Senate Majority Leader Harry Reid (D-Nev.) has pulled together a health bill that relies on three major revenue sources (and many smaller ones) to help support the cost of new insurance subsidies for those with low- and moderate-incomes.
Redi proposes $370 billion in new tax revenues over the next decade. $150 billion would come from a 40 percent excise tax on high-cost employer-sponsored insurance. Fees on makers of branded drugs and medical devices and on insurance companies would raise another $100 billion. Boosting the Medicare payroll tax by 0.5 percent on wages in excess of $200,000 ($250,000 for couples) would bring in another $55 billion. Among the cats and dogs: $15 billion from an increase in the floor on deductible medical expenses from 7.5 percent to 10 percent, and $6 billion from an excise tax on cosmetic surgery (the tummy tuck tax).
Reid picked very different revenue sources than the House. It would raise far more in taxes—about $540 billion through 2019. And 85 percent--$460 billion-- would come from a 5.4 percent surtax on incomes in excess of $500,000 ($1 million for couples).

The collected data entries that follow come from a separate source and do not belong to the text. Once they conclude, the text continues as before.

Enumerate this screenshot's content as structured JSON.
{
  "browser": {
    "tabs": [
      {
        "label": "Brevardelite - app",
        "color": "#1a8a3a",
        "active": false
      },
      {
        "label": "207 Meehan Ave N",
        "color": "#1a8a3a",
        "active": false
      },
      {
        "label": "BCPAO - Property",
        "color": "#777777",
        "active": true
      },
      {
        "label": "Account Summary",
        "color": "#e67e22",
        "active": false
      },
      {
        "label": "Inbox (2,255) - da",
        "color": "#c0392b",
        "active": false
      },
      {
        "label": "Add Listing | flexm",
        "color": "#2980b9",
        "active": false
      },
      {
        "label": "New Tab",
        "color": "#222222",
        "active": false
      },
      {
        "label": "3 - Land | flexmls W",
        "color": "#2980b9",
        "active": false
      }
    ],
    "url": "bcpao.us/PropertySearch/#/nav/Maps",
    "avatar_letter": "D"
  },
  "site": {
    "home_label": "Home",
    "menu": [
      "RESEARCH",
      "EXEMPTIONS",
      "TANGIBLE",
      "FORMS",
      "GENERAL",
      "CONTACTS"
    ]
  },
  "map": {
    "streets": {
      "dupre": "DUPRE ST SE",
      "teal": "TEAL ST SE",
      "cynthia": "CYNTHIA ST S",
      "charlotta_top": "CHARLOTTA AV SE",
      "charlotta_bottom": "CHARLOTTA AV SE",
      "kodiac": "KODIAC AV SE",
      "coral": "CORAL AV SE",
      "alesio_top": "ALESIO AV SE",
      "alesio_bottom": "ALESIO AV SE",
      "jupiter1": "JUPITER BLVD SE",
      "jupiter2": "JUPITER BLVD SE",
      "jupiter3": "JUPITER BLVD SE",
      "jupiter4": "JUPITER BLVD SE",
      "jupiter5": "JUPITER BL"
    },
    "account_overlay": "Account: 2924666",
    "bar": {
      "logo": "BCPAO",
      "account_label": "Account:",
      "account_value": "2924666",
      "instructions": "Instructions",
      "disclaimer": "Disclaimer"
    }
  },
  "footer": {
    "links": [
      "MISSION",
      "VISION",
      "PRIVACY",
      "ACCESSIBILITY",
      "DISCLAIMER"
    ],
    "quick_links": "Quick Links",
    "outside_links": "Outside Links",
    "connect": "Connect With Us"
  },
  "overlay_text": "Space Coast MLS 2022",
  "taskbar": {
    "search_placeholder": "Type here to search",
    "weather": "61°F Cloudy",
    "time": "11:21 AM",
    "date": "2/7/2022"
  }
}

A few thoughts on these proposals:
As I have written in the past, the House bill troubles me because it requires a few hundred thousand taxpayers--fewer than 1 percent--to pay for the bulk of health reform. That is bad economics and even worse governance. The Senate bill divides the burden somewhat more. While insurers would pay the excise tax on expensive employer-sponsored insurance, they would pass on much of the cost to workers. And the JCT estimates that middle-class employees would bear a substantial share (at least in an earlier version of the bill). Similarly, those taxes on drug and device makers as well as insurers will also be passed on, at least in part, to their customers, who are us.
The higher Medicare rate in the Senate bill is merely another way to tax the wealthy. I’m a bit surprised that senators who so strongly opposed the income surtax are so quiet about the Medicare surtax. Thus, we’ve learned that the Senate is OK with a $55 billion tax hike on the wealthy but not with a $460 billion increase. It doesn’t take a rocket scientist to figure that the tab for the top brackets will come in somewhere between those two numbers when the final law is written. The neighborhood of $200 billion sounds about right.

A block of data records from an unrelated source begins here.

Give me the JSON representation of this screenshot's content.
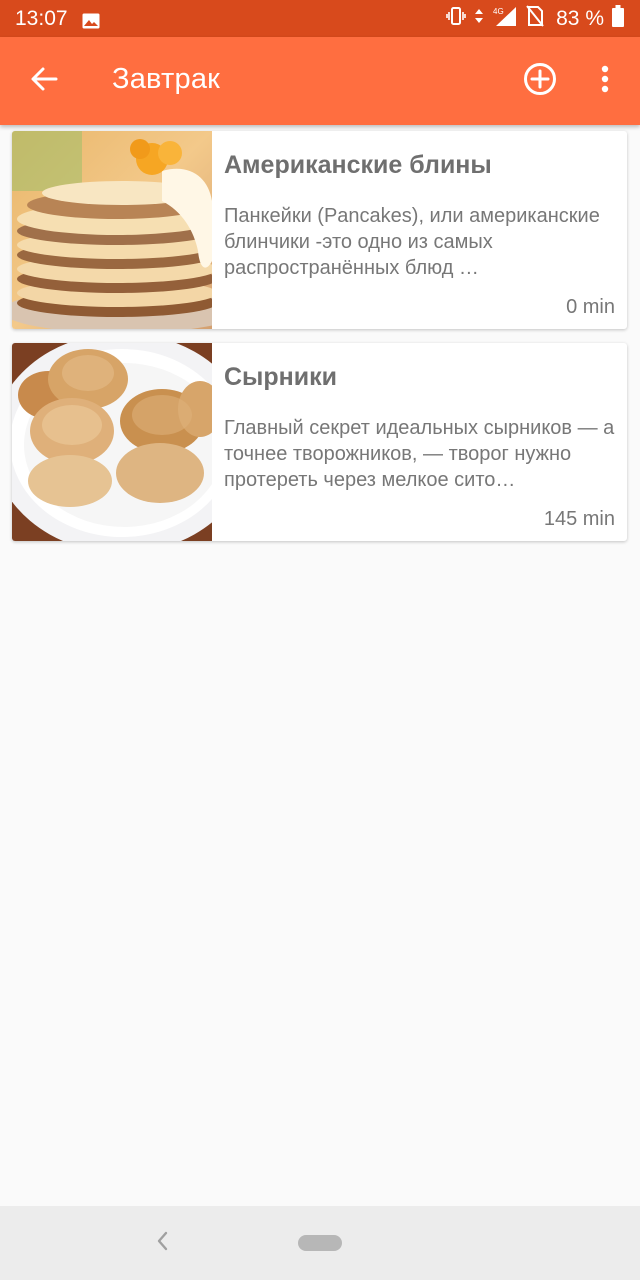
{
  "status_bar": {
    "time": "13:07",
    "network": "4G",
    "battery": "83 %",
    "icons": [
      "image-icon",
      "vibrate-icon",
      "data-arrows-icon",
      "signal-icon",
      "no-sim-icon",
      "battery-icon"
    ]
  },
  "app_bar": {
    "title": "Завтрак",
    "icons": [
      "back-arrow-icon",
      "add-circle-icon",
      "more-vert-icon"
    ]
  },
  "recipes": [
    {
      "title": "Американские блины",
      "description": "Панкейки (Pancakes), или американские блинчики -это одно из самых распространённых блюд …",
      "time": "0 min",
      "thumbnail": "pancakes-photo"
    },
    {
      "title": "Сырники",
      "description": "Главный секрет идеальных сырников — а точнее творожников, — творог нужно протереть через мелкое сито…",
      "time": "145 min",
      "thumbnail": "syrniki-photo"
    }
  ],
  "colors": {
    "status_bar": "#d84a1c",
    "app_bar": "#ff6e40",
    "background": "#fafafa",
    "text_primary": "#6f6f6f",
    "text_secondary": "#777777",
    "nav_bar": "#ececec"
  }
}
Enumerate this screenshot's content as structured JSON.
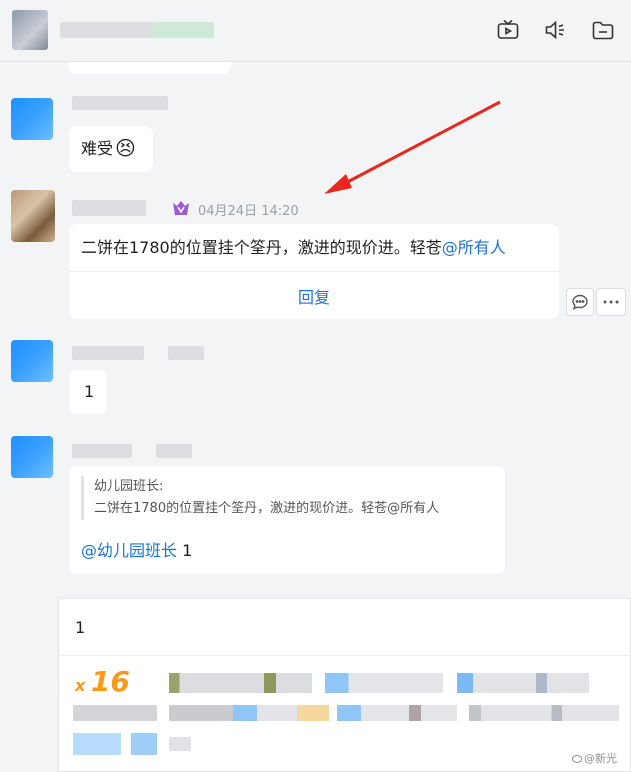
{
  "header": {
    "icons": [
      "tv-icon",
      "speaker-icon",
      "folder-icon"
    ]
  },
  "messages": [
    {
      "text": "难受",
      "emoji": "😣"
    },
    {
      "timestamp": "04月24日 14:20",
      "text_main": "二饼在1780的位置挂个筌丹，激进的现价进。轻苍",
      "mention": "@所有人",
      "reply_label": "回复"
    },
    {
      "text": "1"
    },
    {
      "quote_author": "幼儿园班长:",
      "quote_text": "二饼在1780的位置挂个筌丹，激进的现价进。轻苍@所有人",
      "mention": "@幼儿园班长",
      "text": " 1"
    }
  ],
  "input": {
    "value": "1",
    "combo_prefix": "x",
    "combo_count": "16"
  },
  "watermark": "@新光",
  "colors": {
    "accent": "#1a73d9",
    "arrow": "#e8281e",
    "combo": "#f59a1b"
  }
}
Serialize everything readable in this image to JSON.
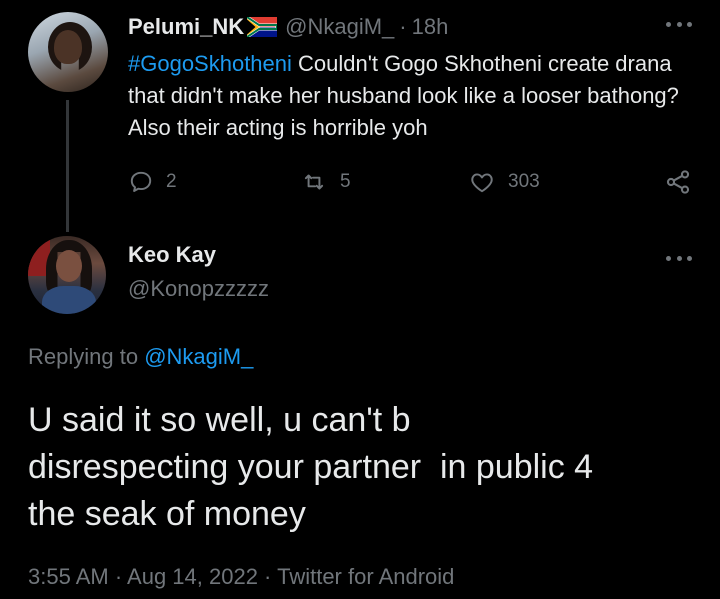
{
  "parent_tweet": {
    "display_name": "Pelumi_NK",
    "handle": "@NkagiM_",
    "separator": "·",
    "time": "18h",
    "hashtag": "#GogoSkhotheni",
    "text": " Couldn't Gogo Skhotheni create drana that didn't make her husband look like a looser bathong? Also their acting is horrible yoh",
    "replies": "2",
    "retweets": "5",
    "likes": "303",
    "icons": {
      "flag": "south-africa-flag-icon",
      "reply": "reply-icon",
      "retweet": "retweet-icon",
      "like": "heart-icon",
      "share": "share-icon",
      "more": "more-icon"
    }
  },
  "main_tweet": {
    "display_name": "Keo Kay",
    "handle": "@Konopzzzzz",
    "replying_prefix": "Replying to ",
    "replying_to": "@NkagiM_",
    "text": "U said it so well, u can't b\ndisrespecting your partner  in public 4\nthe seak of money",
    "timestamp": "3:55 AM · Aug 14, 2022 · Twitter for Android"
  },
  "colors": {
    "background": "#000000",
    "primary_text": "#e7e9ea",
    "secondary_text": "#71767b",
    "accent": "#1d9bf0",
    "thread_line": "#333639"
  }
}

The Senate would raise the floor on deductible medical expenses to 10 percent, except for seniors who’d get to keep the 7.5 percent floor. Anybody want to explain why catastrophic health costs are harder on a retiree than on a working family?
Finding the revenue to pay for health reform was always going to be a huge challenge. It still is, but we are beginning to see the outlines of a deal—a little income tax surcharge here, a dollop of insurance premium excise tax there, and more than a few cats and dogs. It may not really pay for the cost of insurance reform over next decade, but it will pass muster with the scorekeepers. And in Washington these days, that’s all that matters.